Tak o największym poecie rosyjskim, Aleksandrze Siergiejewiczu Puszkinie, pisał największy poeta polski Adam Mickiewicz. Wówczas nikt z dwóch przyjaciół przypuszczać nie mógł, że po tylu latach skrawek milczącej ziemi połączy dziwnie ich pamięć wśród potomnych. Ziemia jest człowiekowi uległa. Da sobie drzewa wyrąbać i domy postawić, a później je zburzyć, da się przeorać, a nawet zmienić nie do poznania – na jedno tylko nie zezwala nigdy: na wyrwanie już związanych z nią wspomnień.

W ten sposób podwileńska miejscowość Markucie zespolona została na zawsze z imieniem Mickiewicza.
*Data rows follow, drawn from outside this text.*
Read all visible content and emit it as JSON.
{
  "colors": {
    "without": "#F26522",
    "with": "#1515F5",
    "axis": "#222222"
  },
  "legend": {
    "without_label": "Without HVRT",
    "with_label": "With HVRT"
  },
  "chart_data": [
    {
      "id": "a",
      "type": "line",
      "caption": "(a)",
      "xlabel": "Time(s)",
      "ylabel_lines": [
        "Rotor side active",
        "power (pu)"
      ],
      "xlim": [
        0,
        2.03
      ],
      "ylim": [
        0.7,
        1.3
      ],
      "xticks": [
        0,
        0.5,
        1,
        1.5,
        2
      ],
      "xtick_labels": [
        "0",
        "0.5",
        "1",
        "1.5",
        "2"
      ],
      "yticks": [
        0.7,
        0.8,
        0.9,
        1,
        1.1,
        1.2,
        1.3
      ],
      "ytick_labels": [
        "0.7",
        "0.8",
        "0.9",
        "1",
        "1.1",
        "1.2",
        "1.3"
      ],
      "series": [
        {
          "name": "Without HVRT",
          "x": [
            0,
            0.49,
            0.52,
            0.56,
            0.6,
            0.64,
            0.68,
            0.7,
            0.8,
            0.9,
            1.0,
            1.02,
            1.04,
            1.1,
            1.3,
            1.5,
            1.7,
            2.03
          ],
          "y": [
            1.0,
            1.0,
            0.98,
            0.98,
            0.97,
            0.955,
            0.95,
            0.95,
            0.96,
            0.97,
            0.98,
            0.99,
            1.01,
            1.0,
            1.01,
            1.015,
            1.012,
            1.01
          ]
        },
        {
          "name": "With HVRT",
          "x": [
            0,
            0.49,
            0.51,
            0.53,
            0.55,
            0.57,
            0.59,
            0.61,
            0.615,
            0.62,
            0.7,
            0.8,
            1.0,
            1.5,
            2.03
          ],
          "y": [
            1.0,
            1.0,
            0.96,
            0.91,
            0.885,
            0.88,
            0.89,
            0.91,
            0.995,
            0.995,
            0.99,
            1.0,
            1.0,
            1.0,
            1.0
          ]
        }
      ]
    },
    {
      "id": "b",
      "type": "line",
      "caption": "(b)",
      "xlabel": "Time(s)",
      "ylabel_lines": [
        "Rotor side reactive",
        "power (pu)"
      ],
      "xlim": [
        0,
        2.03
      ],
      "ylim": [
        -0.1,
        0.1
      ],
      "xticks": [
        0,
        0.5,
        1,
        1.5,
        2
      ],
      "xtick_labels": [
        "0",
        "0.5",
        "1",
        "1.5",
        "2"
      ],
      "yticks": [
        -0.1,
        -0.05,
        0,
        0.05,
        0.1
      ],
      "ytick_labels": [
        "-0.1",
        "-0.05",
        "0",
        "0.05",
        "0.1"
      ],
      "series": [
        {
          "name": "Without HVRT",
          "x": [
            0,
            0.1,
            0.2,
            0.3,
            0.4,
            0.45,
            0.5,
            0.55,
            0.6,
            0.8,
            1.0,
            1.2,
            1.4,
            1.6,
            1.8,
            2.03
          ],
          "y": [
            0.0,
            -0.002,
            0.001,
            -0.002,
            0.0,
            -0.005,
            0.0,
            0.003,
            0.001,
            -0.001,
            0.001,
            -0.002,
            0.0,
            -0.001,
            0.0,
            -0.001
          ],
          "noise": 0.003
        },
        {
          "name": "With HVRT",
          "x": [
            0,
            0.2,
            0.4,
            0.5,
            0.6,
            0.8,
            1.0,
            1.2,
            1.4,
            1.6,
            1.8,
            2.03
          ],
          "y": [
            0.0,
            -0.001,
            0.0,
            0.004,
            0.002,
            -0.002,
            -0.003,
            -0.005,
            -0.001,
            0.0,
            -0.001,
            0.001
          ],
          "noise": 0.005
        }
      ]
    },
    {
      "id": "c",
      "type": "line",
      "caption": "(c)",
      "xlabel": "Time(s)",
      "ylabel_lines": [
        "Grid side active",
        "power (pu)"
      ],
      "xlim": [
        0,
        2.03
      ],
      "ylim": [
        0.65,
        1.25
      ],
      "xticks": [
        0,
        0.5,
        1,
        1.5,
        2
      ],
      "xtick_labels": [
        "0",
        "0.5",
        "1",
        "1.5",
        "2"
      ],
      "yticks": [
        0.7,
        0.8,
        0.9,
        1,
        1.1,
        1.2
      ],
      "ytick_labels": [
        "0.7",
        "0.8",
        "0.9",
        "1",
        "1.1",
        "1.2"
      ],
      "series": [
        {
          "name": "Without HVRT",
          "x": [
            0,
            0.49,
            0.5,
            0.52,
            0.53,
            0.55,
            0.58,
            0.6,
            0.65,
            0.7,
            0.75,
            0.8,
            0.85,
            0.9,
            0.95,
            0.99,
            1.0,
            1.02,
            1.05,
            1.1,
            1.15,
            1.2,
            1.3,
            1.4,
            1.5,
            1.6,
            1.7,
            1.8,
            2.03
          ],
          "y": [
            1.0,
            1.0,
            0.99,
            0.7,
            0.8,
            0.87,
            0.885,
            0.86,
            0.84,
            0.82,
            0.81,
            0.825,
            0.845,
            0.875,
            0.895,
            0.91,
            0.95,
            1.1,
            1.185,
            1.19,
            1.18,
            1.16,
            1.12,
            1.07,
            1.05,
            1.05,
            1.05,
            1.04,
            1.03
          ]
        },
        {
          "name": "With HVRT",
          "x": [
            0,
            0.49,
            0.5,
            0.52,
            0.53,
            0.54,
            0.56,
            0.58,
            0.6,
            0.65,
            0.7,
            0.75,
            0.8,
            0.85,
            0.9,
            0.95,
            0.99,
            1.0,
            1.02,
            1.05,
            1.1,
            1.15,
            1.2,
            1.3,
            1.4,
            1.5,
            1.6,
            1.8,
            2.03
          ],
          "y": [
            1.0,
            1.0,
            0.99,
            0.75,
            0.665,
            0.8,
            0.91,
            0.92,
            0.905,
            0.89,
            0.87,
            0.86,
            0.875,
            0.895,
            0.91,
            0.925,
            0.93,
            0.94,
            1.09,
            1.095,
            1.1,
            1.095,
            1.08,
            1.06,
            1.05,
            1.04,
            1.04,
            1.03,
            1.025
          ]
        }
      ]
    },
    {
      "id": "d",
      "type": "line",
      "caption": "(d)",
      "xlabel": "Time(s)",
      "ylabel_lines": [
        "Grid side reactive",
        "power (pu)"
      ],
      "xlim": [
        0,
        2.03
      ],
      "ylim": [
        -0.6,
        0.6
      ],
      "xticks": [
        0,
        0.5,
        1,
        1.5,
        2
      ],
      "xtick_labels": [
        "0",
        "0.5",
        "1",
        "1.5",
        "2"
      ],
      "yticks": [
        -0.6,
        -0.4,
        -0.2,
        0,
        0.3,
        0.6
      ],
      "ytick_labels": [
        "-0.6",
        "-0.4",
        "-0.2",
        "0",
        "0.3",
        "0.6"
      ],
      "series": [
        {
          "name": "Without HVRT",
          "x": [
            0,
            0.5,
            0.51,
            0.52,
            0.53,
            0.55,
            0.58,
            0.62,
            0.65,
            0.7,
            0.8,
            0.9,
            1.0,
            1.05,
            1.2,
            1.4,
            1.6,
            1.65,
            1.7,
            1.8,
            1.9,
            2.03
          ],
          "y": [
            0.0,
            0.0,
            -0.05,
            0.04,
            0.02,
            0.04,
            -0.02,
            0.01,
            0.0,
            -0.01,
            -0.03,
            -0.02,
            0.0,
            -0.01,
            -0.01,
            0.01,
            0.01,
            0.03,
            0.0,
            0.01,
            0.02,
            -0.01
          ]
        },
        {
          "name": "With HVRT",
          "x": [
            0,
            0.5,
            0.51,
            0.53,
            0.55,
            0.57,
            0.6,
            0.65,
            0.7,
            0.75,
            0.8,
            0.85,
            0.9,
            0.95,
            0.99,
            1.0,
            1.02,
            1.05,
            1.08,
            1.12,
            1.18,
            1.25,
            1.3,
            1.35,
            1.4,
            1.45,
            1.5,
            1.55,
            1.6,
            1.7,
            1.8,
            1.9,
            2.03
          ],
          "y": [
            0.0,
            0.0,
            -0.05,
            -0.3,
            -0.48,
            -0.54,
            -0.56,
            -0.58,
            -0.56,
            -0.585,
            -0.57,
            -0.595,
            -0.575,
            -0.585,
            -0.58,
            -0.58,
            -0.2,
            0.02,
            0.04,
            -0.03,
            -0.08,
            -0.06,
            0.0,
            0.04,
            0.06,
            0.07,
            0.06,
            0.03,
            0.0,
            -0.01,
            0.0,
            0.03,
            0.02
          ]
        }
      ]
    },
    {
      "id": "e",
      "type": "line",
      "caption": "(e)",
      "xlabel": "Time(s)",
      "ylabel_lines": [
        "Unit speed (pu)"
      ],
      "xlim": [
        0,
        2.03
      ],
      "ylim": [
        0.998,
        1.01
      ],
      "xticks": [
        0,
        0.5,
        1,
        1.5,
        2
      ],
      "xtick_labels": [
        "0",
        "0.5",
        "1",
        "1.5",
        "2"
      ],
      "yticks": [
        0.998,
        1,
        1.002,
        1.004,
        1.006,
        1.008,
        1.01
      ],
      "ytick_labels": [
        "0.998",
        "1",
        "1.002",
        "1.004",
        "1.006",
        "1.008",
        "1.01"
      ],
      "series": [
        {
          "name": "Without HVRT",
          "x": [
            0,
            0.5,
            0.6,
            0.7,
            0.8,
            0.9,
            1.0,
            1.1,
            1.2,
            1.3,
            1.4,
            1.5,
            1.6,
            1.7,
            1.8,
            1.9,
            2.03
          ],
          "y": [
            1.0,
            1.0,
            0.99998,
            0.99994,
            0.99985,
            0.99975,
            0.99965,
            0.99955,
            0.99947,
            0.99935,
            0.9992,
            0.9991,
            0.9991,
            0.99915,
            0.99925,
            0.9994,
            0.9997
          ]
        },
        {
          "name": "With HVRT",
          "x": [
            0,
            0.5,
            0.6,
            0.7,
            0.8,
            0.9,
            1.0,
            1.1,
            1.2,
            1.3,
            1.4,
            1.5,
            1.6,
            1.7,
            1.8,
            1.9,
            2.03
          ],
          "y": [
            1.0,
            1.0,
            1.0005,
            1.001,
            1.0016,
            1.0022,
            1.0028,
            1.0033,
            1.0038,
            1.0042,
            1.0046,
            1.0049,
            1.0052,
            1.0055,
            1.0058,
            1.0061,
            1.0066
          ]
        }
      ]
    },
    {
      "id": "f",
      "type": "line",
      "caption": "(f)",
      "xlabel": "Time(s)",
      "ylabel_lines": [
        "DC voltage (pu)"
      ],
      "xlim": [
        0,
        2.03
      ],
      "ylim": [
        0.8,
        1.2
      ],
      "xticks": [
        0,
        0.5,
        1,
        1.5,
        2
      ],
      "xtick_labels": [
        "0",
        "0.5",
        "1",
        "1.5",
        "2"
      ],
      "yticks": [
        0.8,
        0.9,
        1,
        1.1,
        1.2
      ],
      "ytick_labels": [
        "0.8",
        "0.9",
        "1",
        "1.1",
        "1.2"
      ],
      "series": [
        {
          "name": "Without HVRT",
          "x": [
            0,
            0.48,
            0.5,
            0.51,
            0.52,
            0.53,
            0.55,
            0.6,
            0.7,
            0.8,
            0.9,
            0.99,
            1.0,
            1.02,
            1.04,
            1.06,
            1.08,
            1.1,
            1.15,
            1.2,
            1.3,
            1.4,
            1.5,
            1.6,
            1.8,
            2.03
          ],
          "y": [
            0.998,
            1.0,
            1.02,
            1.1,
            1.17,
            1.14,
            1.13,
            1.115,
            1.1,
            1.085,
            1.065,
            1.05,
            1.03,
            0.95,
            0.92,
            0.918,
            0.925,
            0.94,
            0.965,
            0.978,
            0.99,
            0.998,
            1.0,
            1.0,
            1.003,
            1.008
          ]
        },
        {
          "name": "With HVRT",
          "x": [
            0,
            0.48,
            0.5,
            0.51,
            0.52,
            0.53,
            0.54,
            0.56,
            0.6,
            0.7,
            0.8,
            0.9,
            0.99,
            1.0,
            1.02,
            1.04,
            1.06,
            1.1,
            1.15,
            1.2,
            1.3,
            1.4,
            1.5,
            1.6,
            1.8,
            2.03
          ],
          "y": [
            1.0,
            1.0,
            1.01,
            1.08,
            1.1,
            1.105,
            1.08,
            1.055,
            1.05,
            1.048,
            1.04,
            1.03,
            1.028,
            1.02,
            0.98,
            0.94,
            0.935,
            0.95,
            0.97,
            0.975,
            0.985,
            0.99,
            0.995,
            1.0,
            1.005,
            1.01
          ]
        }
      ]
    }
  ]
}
Albowiem tu chadzały jego zamyślone kroki, tu było miejsce stałych wycieczek i zbiórek „Filomatów”, tu zrodziła się idea, która wrzuciwszy Mickiewicza w kibitkę, powiozła go do Rosji, gdzie poznał Puszkina.

Po latach, stała się rzecz dziwna. Sam Aleksander Puszkin nigdy w Markuciach nie był. Lecz oto pośrednim zrządzeniem losu, podmiejska posiadłość Markucie przeszła w posiadanie jego syna, ale do dnia 11 grudnia 1935 r. ostała jako ostatnia ziemska majętność rodu Puszkinów, tzn. do dnia zgonu śp. Barbary Aleksiejewny Puszkinowej, synowej wielkiego poety rosyjskiego.

* * *

Pisał Mickiewicz:

Drzewa moje ojczyste! jeśli niebo zdarzy,
Bym wrócił was oglądać, przyjaciele starzy,
Czyli was znajdę jeszcze? czy dotąd żyjecie,
Wy, koło których niegdyś pełzałem jak dziecię

Zapewne wiele z tych dębów i wysokopiennych sosen nad brzegiem Wilenki, na górach Markuć, ostało jeszcze z tych czasów, gdy chodził pod nimi Adam Mickiewicz.

Jak dziwnie. Otaczają stary dwór puszkinowski, a w nim, w salonie, w rogu między dwoma szafkami, stoi drzewo. Stara kłoda słynnej sosny opiewanej przez Puszkina i na metalowej deszczułce napis brzmi:

Na granice władienij
diedowskich, na miestie tom,
Gdie w goru podymajetsia doroga,
Izrytaja dożdiami, tri sosny
Stojat – odna poodal, dwie drugije
Drug k drużkie blizko.

Sosna ta, złamana 5 lipca w r. 1895 przez burzę, przywieziona została z rodowego majątku Puszkina Michajłowskoje – do Markuć.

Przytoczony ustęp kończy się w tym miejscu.